Genlerimden mi bilmiyorum ama elim çok çabuk alıştı ve bir daha bırakmadım. 30
senedir çalıyorum. Kemeraltı’ndan geçen her insan muhakkak beni tanır.” dedi.
Hayatının müzik olduğunu ve kazancını bu yolla sağladığını söyleyen Ali Bey
şöyle devam etti: “Keman ve diğer enstrümanlar benim için hayat demek. Alın
teri derler ya, benimki aynı zamanda elimin teri. Kendimi bildim bileli bu
ellerle geçinirim ben. Geçim telaşı bir tarafa insanların yüzündeki tebessümü
görmek bu işin en güzel tarafı.” dedi.
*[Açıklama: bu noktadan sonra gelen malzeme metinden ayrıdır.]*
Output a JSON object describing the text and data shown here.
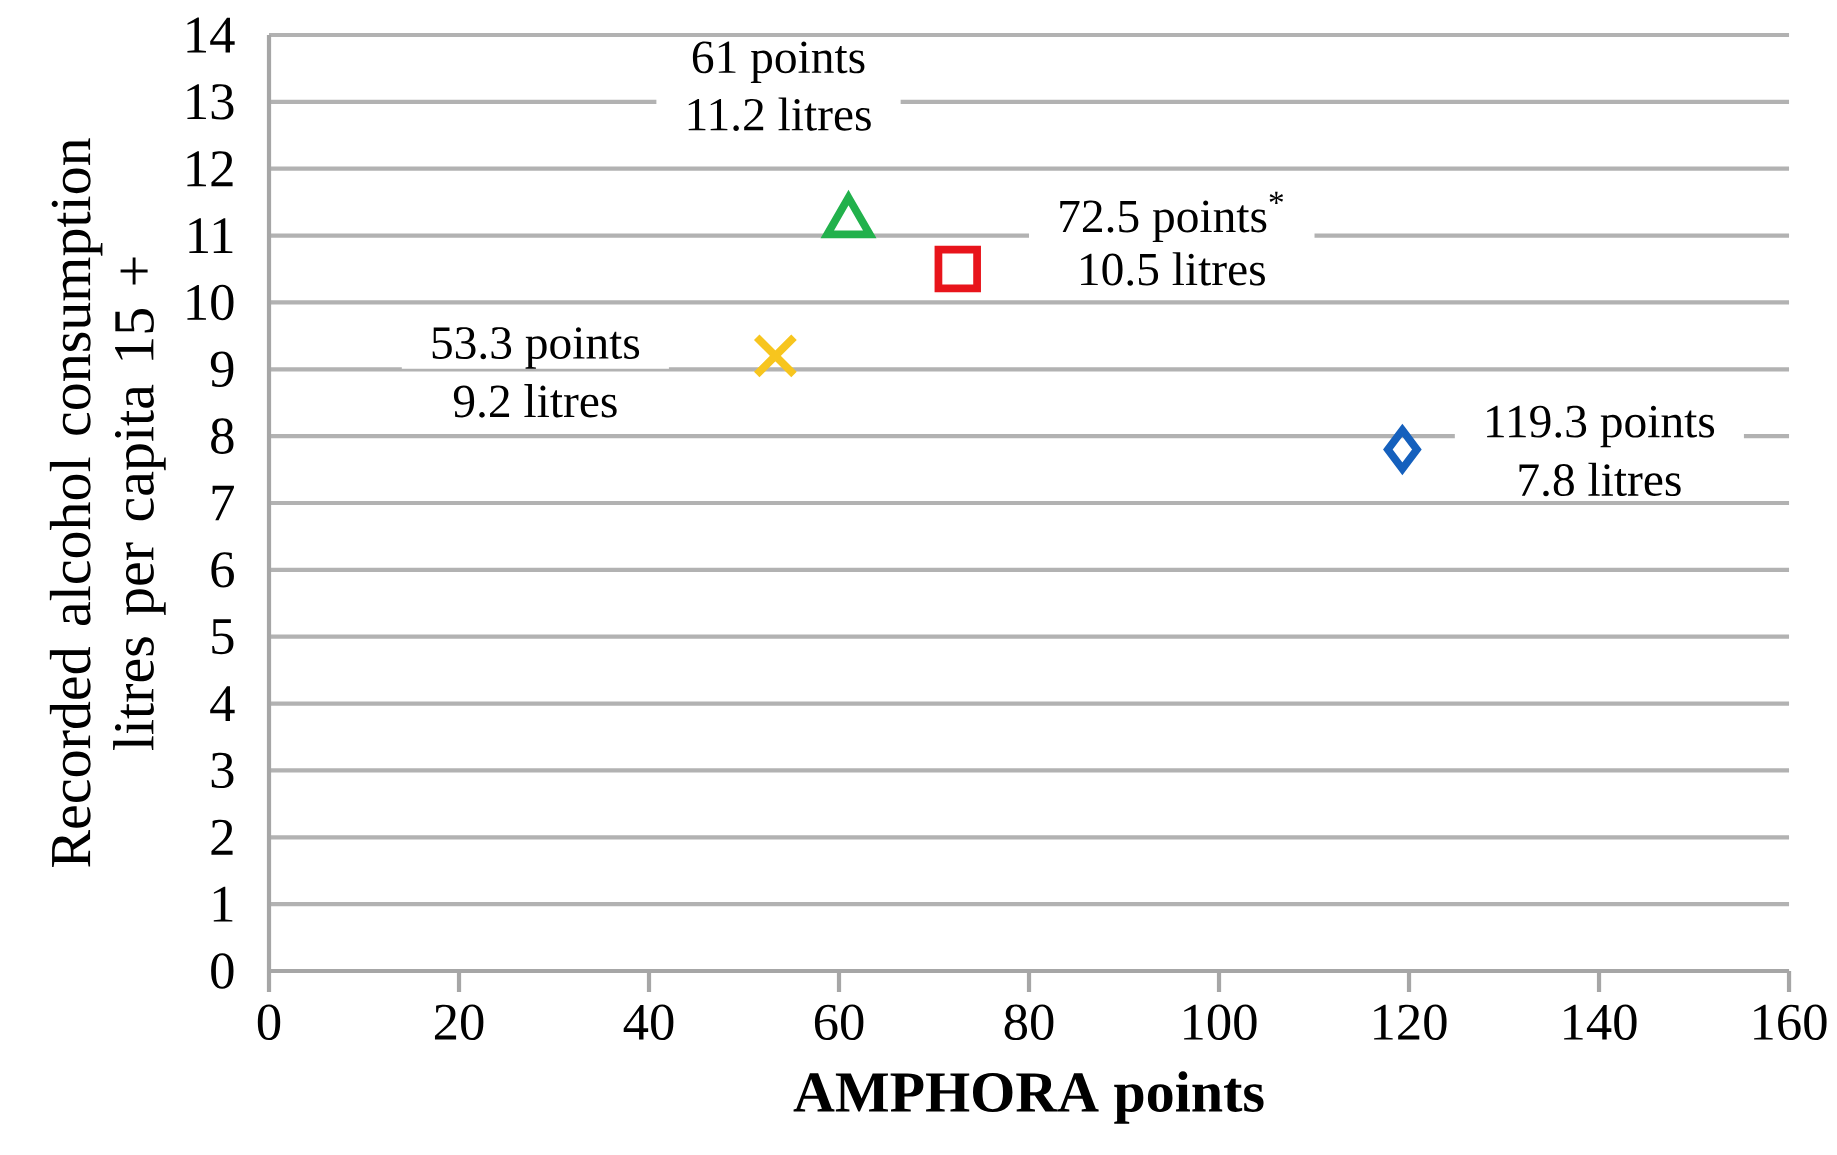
{
  "chart_data": {
    "type": "scatter",
    "xlabel": "AMPHORA points",
    "ylabel": "Recorded alcohol consumption litres per capita 15 +",
    "xlim": [
      0,
      160
    ],
    "xticks": [
      0,
      20,
      40,
      60,
      80,
      100,
      120,
      140,
      160
    ],
    "ylim": [
      0,
      14
    ],
    "yticks": [
      0,
      1,
      2,
      3,
      4,
      5,
      6,
      7,
      8,
      9,
      10,
      11,
      12,
      13,
      14
    ],
    "grid": "y",
    "series": [
      {
        "x": [
          61
        ],
        "values": [
          11.2
        ],
        "color": "#22b14c",
        "marker": "triangle"
      },
      {
        "x": [
          72.5
        ],
        "values": [
          10.5
        ],
        "color": "#e8141b",
        "marker": "square"
      },
      {
        "x": [
          53.3
        ],
        "values": [
          9.2
        ],
        "color": "#f7c51e",
        "marker": "cross"
      },
      {
        "x": [
          119.3
        ],
        "values": [
          7.8
        ],
        "color": "#1560bd",
        "marker": "diamond"
      }
    ],
    "annotations": [
      "61 points",
      "11.2 litres",
      "72.5 points$^{*}$",
      "10.5 litres",
      "53.3 points",
      "9.2 litres",
      "119.3 points",
      "7.8 litres"
    ]
  }
}
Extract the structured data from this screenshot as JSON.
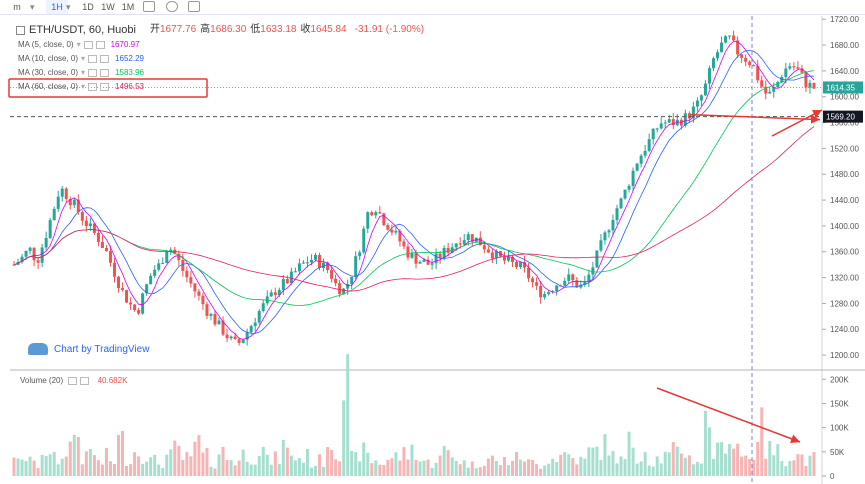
{
  "toolbar": {
    "items": [
      "m",
      "1H",
      "1D",
      "1W",
      "1M"
    ],
    "active": "1H"
  },
  "header": {
    "symbol": "ETH/USDT, 60, Huobi",
    "open_label": "开",
    "open": "1677.76",
    "high_label": "高",
    "high": "1686.30",
    "low_label": "低",
    "low": "1633.18",
    "close_label": "收",
    "close": "1645.84",
    "change": "-31.91 (-1.90%)"
  },
  "ma_legend": [
    {
      "label": "MA (5, close, 0)",
      "value": "1670.97",
      "color": "#d500f9"
    },
    {
      "label": "MA (10, close, 0)",
      "value": "1652.29",
      "color": "#2962ff"
    },
    {
      "label": "MA (30, close, 0)",
      "value": "1583.96",
      "color": "#00c853"
    },
    {
      "label": "MA (60, close, 0)",
      "value": "1496.53",
      "color": "#e91e63"
    }
  ],
  "volume_legend": {
    "label": "Volume (20)",
    "value": "40.682K"
  },
  "branding": "Chart by TradingView",
  "colors": {
    "up": "#26a69a",
    "down": "#ef5350",
    "vol_up": "#a6dfcf",
    "vol_down": "#f7b4b4",
    "annotation": "#e53935",
    "last_price_bg": "#26a69a"
  },
  "chart_data": {
    "type": "candlestick",
    "price_axis": {
      "ticks": [
        "1720.00",
        "1680.00",
        "1640.00",
        "1600.00",
        "1560.00",
        "1520.00",
        "1480.00",
        "1440.00",
        "1400.00",
        "1360.00",
        "1320.00",
        "1280.00",
        "1240.00",
        "1200.00"
      ],
      "range": [
        1180,
        1725
      ]
    },
    "volume_axis": {
      "ticks": [
        "200K",
        "150K",
        "100K",
        "50K",
        "0"
      ],
      "range": [
        0,
        215000
      ]
    },
    "last_price_label": "1614.35",
    "marked_level_label": "1569.20",
    "marked_level": 1569.2,
    "last_price": 1614.35,
    "price_path": [
      1340,
      1350,
      1365,
      1345,
      1380,
      1420,
      1460,
      1445,
      1430,
      1410,
      1395,
      1380,
      1360,
      1330,
      1300,
      1280,
      1265,
      1300,
      1330,
      1340,
      1370,
      1355,
      1330,
      1310,
      1290,
      1270,
      1255,
      1240,
      1225,
      1215,
      1230,
      1250,
      1270,
      1285,
      1300,
      1310,
      1320,
      1335,
      1345,
      1350,
      1340,
      1330,
      1305,
      1300,
      1330,
      1370,
      1420,
      1430,
      1410,
      1395,
      1380,
      1360,
      1350,
      1345,
      1340,
      1350,
      1360,
      1370,
      1380,
      1385,
      1380,
      1370,
      1360,
      1350,
      1345,
      1340,
      1335,
      1320,
      1300,
      1295,
      1305,
      1315,
      1320,
      1310,
      1305,
      1330,
      1360,
      1390,
      1420,
      1440,
      1470,
      1500,
      1520,
      1540,
      1560,
      1560,
      1560,
      1565,
      1575,
      1590,
      1620,
      1660,
      1680,
      1690,
      1670,
      1660,
      1650,
      1620,
      1600,
      1615,
      1640,
      1650,
      1640,
      1620,
      1614
    ],
    "volume_profile": [
      55,
      30,
      45,
      25,
      60,
      40,
      35,
      70,
      95,
      40,
      55,
      30,
      45,
      35,
      80,
      40,
      55,
      50,
      35,
      30,
      45,
      60,
      40,
      35,
      75,
      45,
      30,
      55,
      40,
      35,
      50,
      45,
      60,
      35,
      40,
      70,
      55,
      40,
      45,
      30,
      35,
      80,
      60,
      210,
      40,
      55,
      45,
      35,
      30,
      40,
      45,
      50,
      60,
      35,
      30,
      40,
      55,
      45,
      35,
      30,
      25,
      35,
      40,
      30,
      35,
      40,
      45,
      30,
      25,
      35,
      40,
      45,
      50,
      40,
      35,
      55,
      60,
      70,
      45,
      35,
      75,
      40,
      60,
      35,
      40,
      45,
      55,
      60,
      40,
      35,
      120,
      55,
      60,
      90,
      75,
      45,
      50,
      110,
      60,
      55,
      40,
      50,
      45,
      35,
      40
    ]
  }
}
Kemeraltı Çarşısı’nın kargaşasında güzel
sesiyle kendisini dinleten Ali Bey, gücünün ve sesinin yettiğince işine devam
edeceğini söyledi.
500 yıllık bir miras
Tarihi
Kemeraltı Çarşısı’nın olmazsa olmazlarından bir tanesi de meşhur mesir
macuncuları. Zeki Bey, her gün minimum 150 bin, maksimum 750 bin kişinin işi
düştüğü bu çarşının en renkli karakterlerinden bir tanesi. İzmir’in meşhur
mesir macununu Kemeraltı’nı ziyaret eden insanların beğenisine sunan Zeki Bey,
işini zevkle yaptığını söylüyor: “Ben satıyorum diye söylemiyorum ama mesir
macunumu tatmayan pişman olur. Bunu her gelene söylüyorum. Macunumu yiyen
insanlar da yedikten sonra doğru söylüyormuşsun diyor. Bu da işimi daha da
sevmemi sağlıyor.” İşi gereği birçok insanla tanıştığını ifade eden Zeki Bey: “Kemeraltı’na
her gün yüzlerce turist geliyor. Mesir macununu görünce çok merak ediyorlar.
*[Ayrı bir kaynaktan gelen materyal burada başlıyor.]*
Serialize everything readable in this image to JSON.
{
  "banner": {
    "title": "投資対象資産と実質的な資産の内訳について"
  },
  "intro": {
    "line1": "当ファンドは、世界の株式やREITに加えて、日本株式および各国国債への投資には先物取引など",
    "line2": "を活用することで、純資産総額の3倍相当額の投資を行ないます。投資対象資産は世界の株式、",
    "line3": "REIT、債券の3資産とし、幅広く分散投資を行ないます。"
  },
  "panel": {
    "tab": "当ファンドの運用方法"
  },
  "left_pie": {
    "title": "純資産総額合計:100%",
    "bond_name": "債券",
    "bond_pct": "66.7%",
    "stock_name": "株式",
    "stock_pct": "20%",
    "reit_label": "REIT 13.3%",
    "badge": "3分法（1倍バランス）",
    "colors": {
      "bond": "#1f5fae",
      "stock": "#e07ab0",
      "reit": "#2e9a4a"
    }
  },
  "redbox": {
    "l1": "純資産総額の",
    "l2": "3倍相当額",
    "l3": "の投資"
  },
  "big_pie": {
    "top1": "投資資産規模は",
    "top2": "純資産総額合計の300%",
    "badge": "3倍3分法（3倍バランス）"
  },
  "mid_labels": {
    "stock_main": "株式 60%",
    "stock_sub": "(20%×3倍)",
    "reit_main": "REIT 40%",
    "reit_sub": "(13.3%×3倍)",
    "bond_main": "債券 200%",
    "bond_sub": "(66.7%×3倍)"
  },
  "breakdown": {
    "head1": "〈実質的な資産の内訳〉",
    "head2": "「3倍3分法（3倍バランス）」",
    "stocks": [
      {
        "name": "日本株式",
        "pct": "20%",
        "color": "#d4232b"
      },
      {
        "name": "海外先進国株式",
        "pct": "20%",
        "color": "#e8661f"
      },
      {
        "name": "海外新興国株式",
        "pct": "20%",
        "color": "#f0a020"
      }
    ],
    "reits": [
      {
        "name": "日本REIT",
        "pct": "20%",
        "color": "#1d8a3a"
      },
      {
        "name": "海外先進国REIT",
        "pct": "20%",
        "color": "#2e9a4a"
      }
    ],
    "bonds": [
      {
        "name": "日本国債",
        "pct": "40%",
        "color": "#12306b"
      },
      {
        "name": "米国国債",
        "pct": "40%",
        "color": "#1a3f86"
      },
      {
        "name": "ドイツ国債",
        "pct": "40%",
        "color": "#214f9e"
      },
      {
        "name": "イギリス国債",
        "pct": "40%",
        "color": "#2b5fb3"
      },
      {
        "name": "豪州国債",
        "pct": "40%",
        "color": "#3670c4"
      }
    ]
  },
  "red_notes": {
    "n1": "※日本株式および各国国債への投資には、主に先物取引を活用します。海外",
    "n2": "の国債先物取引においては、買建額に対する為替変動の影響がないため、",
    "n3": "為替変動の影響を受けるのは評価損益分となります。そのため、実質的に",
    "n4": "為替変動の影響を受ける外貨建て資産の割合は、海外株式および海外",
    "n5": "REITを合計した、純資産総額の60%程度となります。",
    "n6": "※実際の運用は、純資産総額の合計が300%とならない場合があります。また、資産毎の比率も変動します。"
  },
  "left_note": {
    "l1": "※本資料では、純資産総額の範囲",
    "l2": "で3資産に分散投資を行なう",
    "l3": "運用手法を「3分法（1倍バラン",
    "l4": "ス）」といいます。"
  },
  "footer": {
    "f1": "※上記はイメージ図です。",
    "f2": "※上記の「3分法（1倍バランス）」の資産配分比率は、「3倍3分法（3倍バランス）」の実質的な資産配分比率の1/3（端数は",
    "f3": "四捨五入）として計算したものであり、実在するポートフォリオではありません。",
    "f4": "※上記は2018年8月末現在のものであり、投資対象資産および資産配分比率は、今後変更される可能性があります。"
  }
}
İlk başta yemeye çekiniyorlar ancak tadını aldıktan sonra durmak bilmiyorlar.”
dedi. Giydiği geleneksel mesir macunu kıyafetiyle dikkatleri üzerine çeken Zeki
Bey, işin diğer sırrının da bu olduğuna dikkat çekiyor: “Mesir macunu bizlere
Osmanlı Devleti’nden kalan bir miras. Bize özel bir tat olmakla birlikte
tarihimizin bir parçası. 500 yıllık olan bu geleneği devam ettirmenin en önemli
noktası da o hissi yaşatmak. Ben de bu tarihi hissi giydiğim kıyafetlerle
yaşatmaya çalışıyorum.” dedi. Zeki Bey, yolu Kemeraltı’na düşen herkesi
tezgâhının başına beklediğini sözlerine ekledi.